Tampilan fisik tadi, entah mengapa kebanyakan orang yang terjun ke dunia pemasaran - terutama penjualan langsung di stan - adalah perempuan. Kembali lagi, kodrat perempuan yang diciptakan “lebih indah” ketimbang laki-laki bisa jadi salah satu alasannya. Seorang SPG lain, Emma, pun menanggapinya dengan enteng, “Karena siapa pun juga, baik laki-laki maupun perempuan lebih senang melihat perempuan di bandingkan laki-laki.”

Tantangan datang silih berganti

Ada orang yang menganggap pekerjaan sebagai SPG adalah pekerjaan yang ringan dan hanya modal “tampang”. Atau, sekedar bercuap-cuap. Salah! Tak ada pekerjaan yang ringan. Semua punya konsekuensi, termasuk menjadi SPG. Target-target yang ditentukan si empunya klien kadang menjadi beban tersendiri bagi SPG. Untuk itu, Lala mengaku dirinya lebih sering menerima tawaran kerja sebagai SPG yang hanya bertugas menawarkan. Target penjualan menjadi urusan sales kliennya itu.

Bila SPG ikut dituntut untuk memenuhi target penjualan, yang paling riskan adalah ketika harus bersaing dengan teman sendiri.

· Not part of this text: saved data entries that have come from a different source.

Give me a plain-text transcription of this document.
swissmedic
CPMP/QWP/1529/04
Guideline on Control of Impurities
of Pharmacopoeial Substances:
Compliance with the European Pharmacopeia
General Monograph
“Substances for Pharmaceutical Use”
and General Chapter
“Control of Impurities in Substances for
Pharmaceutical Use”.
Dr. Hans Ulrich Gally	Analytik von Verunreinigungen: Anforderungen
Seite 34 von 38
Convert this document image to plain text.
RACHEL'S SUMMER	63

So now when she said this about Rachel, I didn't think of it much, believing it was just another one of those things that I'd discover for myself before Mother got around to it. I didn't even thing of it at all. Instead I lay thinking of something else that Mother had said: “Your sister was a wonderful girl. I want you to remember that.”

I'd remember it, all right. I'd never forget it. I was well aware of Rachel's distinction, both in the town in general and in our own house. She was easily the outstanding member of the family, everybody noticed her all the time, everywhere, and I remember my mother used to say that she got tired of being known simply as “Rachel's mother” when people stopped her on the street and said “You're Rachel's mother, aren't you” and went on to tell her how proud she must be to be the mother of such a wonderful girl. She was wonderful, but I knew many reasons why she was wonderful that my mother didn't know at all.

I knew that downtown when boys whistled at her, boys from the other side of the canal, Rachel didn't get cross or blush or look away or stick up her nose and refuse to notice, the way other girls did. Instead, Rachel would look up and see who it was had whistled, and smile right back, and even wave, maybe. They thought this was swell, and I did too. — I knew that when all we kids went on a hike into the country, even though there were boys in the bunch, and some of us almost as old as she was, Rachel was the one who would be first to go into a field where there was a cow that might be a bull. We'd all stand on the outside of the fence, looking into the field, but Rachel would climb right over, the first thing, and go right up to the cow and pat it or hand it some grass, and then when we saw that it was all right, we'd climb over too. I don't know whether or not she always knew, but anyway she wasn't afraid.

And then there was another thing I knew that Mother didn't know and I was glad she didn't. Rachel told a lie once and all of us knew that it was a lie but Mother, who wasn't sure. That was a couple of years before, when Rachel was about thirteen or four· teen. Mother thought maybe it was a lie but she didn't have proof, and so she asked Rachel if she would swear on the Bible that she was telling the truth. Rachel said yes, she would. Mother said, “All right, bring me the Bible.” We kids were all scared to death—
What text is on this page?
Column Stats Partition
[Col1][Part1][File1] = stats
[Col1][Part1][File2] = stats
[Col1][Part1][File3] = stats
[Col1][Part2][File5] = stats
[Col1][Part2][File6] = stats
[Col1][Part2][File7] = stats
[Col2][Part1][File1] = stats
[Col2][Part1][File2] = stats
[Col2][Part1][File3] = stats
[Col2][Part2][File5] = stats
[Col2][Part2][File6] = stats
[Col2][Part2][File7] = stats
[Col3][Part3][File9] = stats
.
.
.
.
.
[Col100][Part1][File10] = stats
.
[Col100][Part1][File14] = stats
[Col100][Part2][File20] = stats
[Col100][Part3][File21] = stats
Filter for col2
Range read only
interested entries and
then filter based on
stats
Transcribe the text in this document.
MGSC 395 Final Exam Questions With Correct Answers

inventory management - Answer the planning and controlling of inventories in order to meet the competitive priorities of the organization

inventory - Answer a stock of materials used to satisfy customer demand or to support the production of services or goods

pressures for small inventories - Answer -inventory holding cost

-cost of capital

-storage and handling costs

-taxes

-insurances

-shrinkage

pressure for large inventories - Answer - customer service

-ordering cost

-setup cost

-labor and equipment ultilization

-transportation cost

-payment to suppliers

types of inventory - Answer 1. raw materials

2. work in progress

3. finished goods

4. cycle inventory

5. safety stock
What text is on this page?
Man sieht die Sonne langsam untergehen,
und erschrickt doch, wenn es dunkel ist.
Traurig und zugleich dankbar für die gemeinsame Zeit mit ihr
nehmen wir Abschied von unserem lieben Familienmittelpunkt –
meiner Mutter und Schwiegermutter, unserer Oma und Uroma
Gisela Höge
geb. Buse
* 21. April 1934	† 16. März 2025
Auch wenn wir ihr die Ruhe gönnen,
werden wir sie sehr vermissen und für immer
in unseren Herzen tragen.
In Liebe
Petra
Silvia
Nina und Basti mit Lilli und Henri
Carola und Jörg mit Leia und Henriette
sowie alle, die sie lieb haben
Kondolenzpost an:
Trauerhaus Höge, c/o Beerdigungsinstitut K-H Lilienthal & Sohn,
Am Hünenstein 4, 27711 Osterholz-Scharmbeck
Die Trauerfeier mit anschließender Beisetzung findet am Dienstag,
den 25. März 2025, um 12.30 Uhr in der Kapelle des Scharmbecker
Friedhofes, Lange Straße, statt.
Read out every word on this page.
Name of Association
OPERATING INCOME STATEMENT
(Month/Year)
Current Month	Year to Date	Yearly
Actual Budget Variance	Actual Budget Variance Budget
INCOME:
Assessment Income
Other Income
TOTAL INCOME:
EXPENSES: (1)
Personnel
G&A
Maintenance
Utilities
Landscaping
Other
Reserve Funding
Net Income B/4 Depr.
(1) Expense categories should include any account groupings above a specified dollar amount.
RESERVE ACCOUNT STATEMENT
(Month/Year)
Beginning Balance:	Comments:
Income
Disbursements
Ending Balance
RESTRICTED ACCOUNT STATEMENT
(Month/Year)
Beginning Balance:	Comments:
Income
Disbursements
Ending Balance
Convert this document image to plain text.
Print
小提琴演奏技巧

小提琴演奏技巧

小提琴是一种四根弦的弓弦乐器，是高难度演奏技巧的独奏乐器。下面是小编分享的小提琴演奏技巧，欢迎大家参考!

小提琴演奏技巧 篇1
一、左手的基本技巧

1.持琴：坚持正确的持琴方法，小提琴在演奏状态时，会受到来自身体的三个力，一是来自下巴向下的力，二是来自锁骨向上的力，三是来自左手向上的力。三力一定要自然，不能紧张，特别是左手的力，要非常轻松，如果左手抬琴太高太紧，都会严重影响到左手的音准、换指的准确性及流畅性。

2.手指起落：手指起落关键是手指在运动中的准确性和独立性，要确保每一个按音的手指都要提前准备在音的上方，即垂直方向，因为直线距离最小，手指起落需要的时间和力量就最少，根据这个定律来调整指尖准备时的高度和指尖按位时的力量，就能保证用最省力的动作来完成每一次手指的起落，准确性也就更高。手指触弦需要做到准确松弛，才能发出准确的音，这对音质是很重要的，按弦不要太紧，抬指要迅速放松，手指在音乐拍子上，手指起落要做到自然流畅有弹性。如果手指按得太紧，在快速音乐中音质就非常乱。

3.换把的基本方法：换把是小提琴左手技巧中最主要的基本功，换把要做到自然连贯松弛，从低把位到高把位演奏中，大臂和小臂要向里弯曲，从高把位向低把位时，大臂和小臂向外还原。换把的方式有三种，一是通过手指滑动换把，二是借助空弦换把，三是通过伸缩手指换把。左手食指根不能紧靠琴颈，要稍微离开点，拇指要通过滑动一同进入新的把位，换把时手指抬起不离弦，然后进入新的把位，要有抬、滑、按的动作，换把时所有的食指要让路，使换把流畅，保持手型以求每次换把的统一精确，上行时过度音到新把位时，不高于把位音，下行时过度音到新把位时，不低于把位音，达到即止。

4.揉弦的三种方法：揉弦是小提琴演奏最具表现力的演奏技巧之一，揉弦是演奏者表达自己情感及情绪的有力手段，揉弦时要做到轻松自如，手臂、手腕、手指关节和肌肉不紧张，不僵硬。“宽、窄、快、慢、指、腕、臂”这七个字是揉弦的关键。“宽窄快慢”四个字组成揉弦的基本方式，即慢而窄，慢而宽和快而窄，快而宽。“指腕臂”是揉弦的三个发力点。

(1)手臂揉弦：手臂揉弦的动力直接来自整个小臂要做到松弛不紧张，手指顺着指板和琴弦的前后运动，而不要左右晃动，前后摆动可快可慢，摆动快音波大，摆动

Misalnya, ada empat orang yang diberi target penjualan. “Kadang ketika ada calon pembeli, kita bisa rebutan juga,” tutur Lala. Namun, Lala berprinsip, “Jangan sampai ‘bergesekan’ karena dalam dunia kerja yang penting adalah suasana kerja.”

Nah, dari semua itu, mungkin inilah yang paling identik dengan SPG. “Susahnya karena capek harus selalu berdiri dan aktif berbicara,” ujar Lala. Benar juga. Para SPG itu harus terus berdiri di depan stan mereka sepanjang shift. Padahal, satu shift bisa 6 hingga 9 jam! Belum lagi kalau harus long-shift - kisaran 11 jam - seperti di pameran-pameran. Kaki bisa pegal tentunya, ditambah dengan sepatu dengan hak tinggi yang dipakainya.

Meskipun menjadi SPG itu tak mudah, bila sudah menjadi pilihan seharusnya bisa dijalani dengan senang hati. Seperti kata Emma, “Menjadi SPG ini memang kemauan sendiri. Kalau dibawa fun pasti tidak terasa berat.”

Beban citra negatif

Tak dimungkiri, pekerjaan sebagai SPG tak henti dari pandangan negatif. Citra ini, menurut Lala, terbangun karena umumnya SPG difungsikan sebagai “pemanis” stan. “SPG 'kan pakai baju-baju yang menarik atau eye-catching. Mungkin dari sana awalnya,” paparnya. Kostum yang kadang minim, yang dipadupadankan dengan wajah ayu, tentu bisa menggoda kaum Adam.

Malahan, tambah Lala, kadang mereka itu sengaja datang dan bertanya sekadar iseng. Padahal ya, tidak berniat membeli. Ujung-ujungnya, mereka hanya ingin minta nomor telepon si SPG. Lala pun mengaku pernah mengalaminya. Lala menanggapinya justru dengan memberikan nomor telepon sales kliennya itu. Bahkan, menurut Lala, ada orang yang ke pameran sengaja membawa kamera hanya untuk berburu foto SPG.

Lala dan Emma paham betul dengan lingkungan kerja yang seperti itu. Mereka pun semakin tahu, mana calon pembeli yang serius dan mana yang tidak. Bila ada calon pembeli yang iseng, mereka tidak akan intens melayaninya. Pernah pula, Lala diajak makan oleh konsumennya dengan tendensius yang negatif. Rasa kesal pasti ada. Tapi, lagi-lagi, Lala dan Emma harus memakluminya karena itulah risiko pekerjaan mereka.

Dengan adanya beberapa pandangan negatif terhadap pekerjaan SPG, Lala dan Emma berharap bahwa itu tak akan terjadi lagi. Juga, tak memandang sebelah mata pada pekerjaan ini. Seperti kata Emma, “People always judging from the cover, not what is in the inside.”